Through three phases, purification, elevation and reaffirmation of identity, tantra sublimates the relative reality.
Ritual practices, “ordinary” as well as “secret ritual” are designed to help the tantrika on his path to liberation. In the “ordinary ritual” the use of mantras (magical syllables, spells and chanting) and yantras (magical diagrams, mandalas, the use of certain instruments etc.) are generally practiced. These invoke specific deities like Siva and Sakti, who represent aspects of the ultimate god. They are engaged as “ishta devata”, chosen meditational gods, in which the tantric practitioners visualize themselves.
“Secret rituals” surpass the ordinary ones, with practices such as sexual intercourse, even defecation, urination and vomiting. They belong to the Vamachara or left-hand-path and facilitate heightened states of awareness. According to tantric texts, sex can lead to procreation, pleasure and liberation. With regards to the latter, several rituals are prescribed, balancing energies, awakening the kundalini, culminating in a unity of cosmic consciousness.
Another important aspect is necromancy: the preoccupation with death, cadavers, graveyards and cremation grounds. Siva’s incarnation as Bhairava and the Sakti as Bhairavi (Kali, Durga) represent terror and manifest the awesome mysteries of the cosmos, the pain of birth, the panic of living and the uncertainties of death.
Some of the oldest tantras however are of Vajrayana Buddhist origin.

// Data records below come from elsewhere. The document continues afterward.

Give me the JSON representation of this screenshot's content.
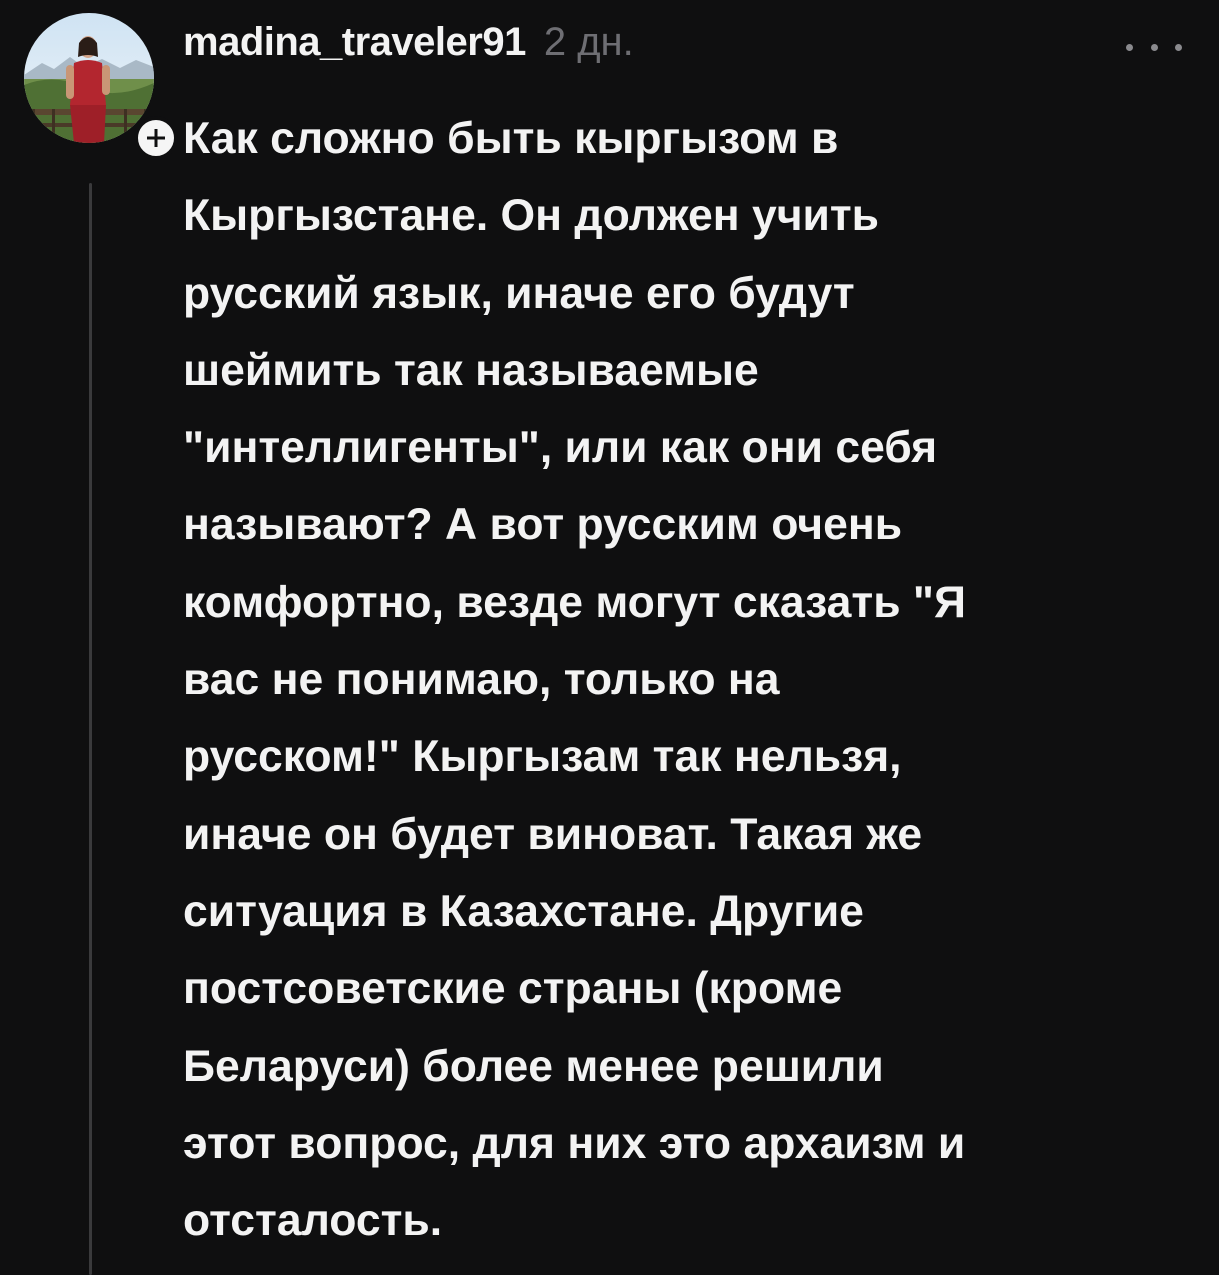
{
  "comment": {
    "username": "madina_traveler91",
    "time": "2 дн.",
    "avatar_icon": "profile-photo",
    "follow_icon": "plus-icon",
    "more_icon": "ellipsis-icon",
    "lines": [
      "Как сложно быть кыргызом в",
      "Кыргызстане. Он должен учить",
      "русский язык, иначе его будут",
      "шеймить так называемые",
      "\"интеллигенты\", или как они себя",
      "называют? А вот русским очень",
      "комфортно, везде могут сказать \"Я",
      "вас не понимаю, только на",
      "русском!\" Кыргызам так нельзя,",
      "иначе он будет виноват. Такая же",
      "ситуация в Казахстане. Другие",
      "постсоветские страны (кроме",
      "Беларуси) более менее решили",
      "этот вопрос, для них это архаизм и",
      "отсталость."
    ]
  }
}
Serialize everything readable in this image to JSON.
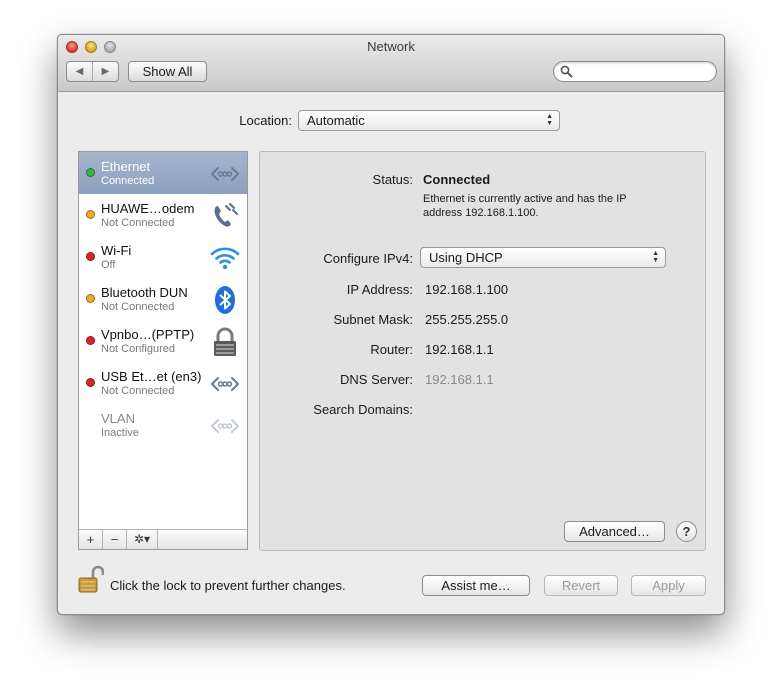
{
  "window": {
    "title": "Network",
    "nav_back": "◀",
    "nav_forward": "▶",
    "show_all_label": "Show All",
    "search_placeholder": ""
  },
  "location": {
    "label": "Location:",
    "value": "Automatic"
  },
  "sidebar": {
    "services": [
      {
        "name": "Ethernet",
        "status": "Connected",
        "dot_color": "#3cb23c",
        "icon": "ethernet-icon",
        "selected": true
      },
      {
        "name": "HUAWE…odem",
        "status": "Not Connected",
        "dot_color": "#f5a623",
        "icon": "modem-phone-icon",
        "selected": false
      },
      {
        "name": "Wi-Fi",
        "status": "Off",
        "dot_color": "#d9252a",
        "icon": "wifi-icon",
        "selected": false
      },
      {
        "name": "Bluetooth DUN",
        "status": "Not Connected",
        "dot_color": "#f5a623",
        "icon": "bluetooth-icon",
        "selected": false
      },
      {
        "name": "Vpnbo…(PPTP)",
        "status": "Not Configured",
        "dot_color": "#d9252a",
        "icon": "vpn-lock-icon",
        "selected": false
      },
      {
        "name": "USB Et…et (en3)",
        "status": "Not Connected",
        "dot_color": "#d9252a",
        "icon": "ethernet-icon",
        "selected": false
      },
      {
        "name": "VLAN",
        "status": "Inactive",
        "dot_color": "",
        "icon": "ethernet-icon",
        "selected": false
      }
    ],
    "add_label": "+",
    "remove_label": "−",
    "gear_label": "✲▾"
  },
  "detail": {
    "status_label": "Status:",
    "status_value": "Connected",
    "status_desc_line1": "Ethernet is currently active and has the IP",
    "status_desc_line2": "address 192.168.1.100.",
    "configure_label": "Configure IPv4:",
    "configure_value": "Using DHCP",
    "ip_label": "IP Address:",
    "ip_value": "192.168.1.100",
    "subnet_label": "Subnet Mask:",
    "subnet_value": "255.255.255.0",
    "router_label": "Router:",
    "router_value": "192.168.1.1",
    "dns_label": "DNS Server:",
    "dns_value": "192.168.1.1",
    "search_domains_label": "Search Domains:",
    "advanced_label": "Advanced…",
    "help_label": "?"
  },
  "footer": {
    "lock_text": "Click the lock to prevent further changes.",
    "assist_label": "Assist me…",
    "revert_label": "Revert",
    "apply_label": "Apply"
  },
  "colors": {
    "selection": "#8c9fbf",
    "connected": "#3cb23c",
    "warning": "#f5a623",
    "error": "#d9252a"
  }
}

The famous “Guhya Samaj Tantra”, literally “the Secret Conclaves”, dates from the mid-seventh century. Another one, the “Manjusri Mulakalpa” was written in the mid-eight century.
Far from the original Buddhist doctrine, the Buddha here is represented in continuous intercourse with the female Tara. Other Vajrayana texts reveal sexual mysticism, the vajra or thunderbolt being synonymous with the male organ and the paradise “Sukhavati” being the female organ, yoni.
The well experienced tantrika can go extremely far in his path through meditation and magic mantras and by drawing psychic mandalas: after having had relationships with another’s wife, a virgin and even one’s own family, the tantrika visits demonesses (dakinis) to finally take pleasure in the wives of the gods.
Finally, attention should be drawn to the fact that many of the diagrams, mandalas and symbols, represented in India are of Jain origin. These never have sexual connotations but deal mainly with cosmographic themes. Jains have always made clear diagrams and maps of the world (Jambudvipa) and the cosmos (Lokapurusa). Jains described in the smallest of detail the macro as well as the micro-cosmos, using notions equivalent to light-years and atoms, long before western scientists discovered them.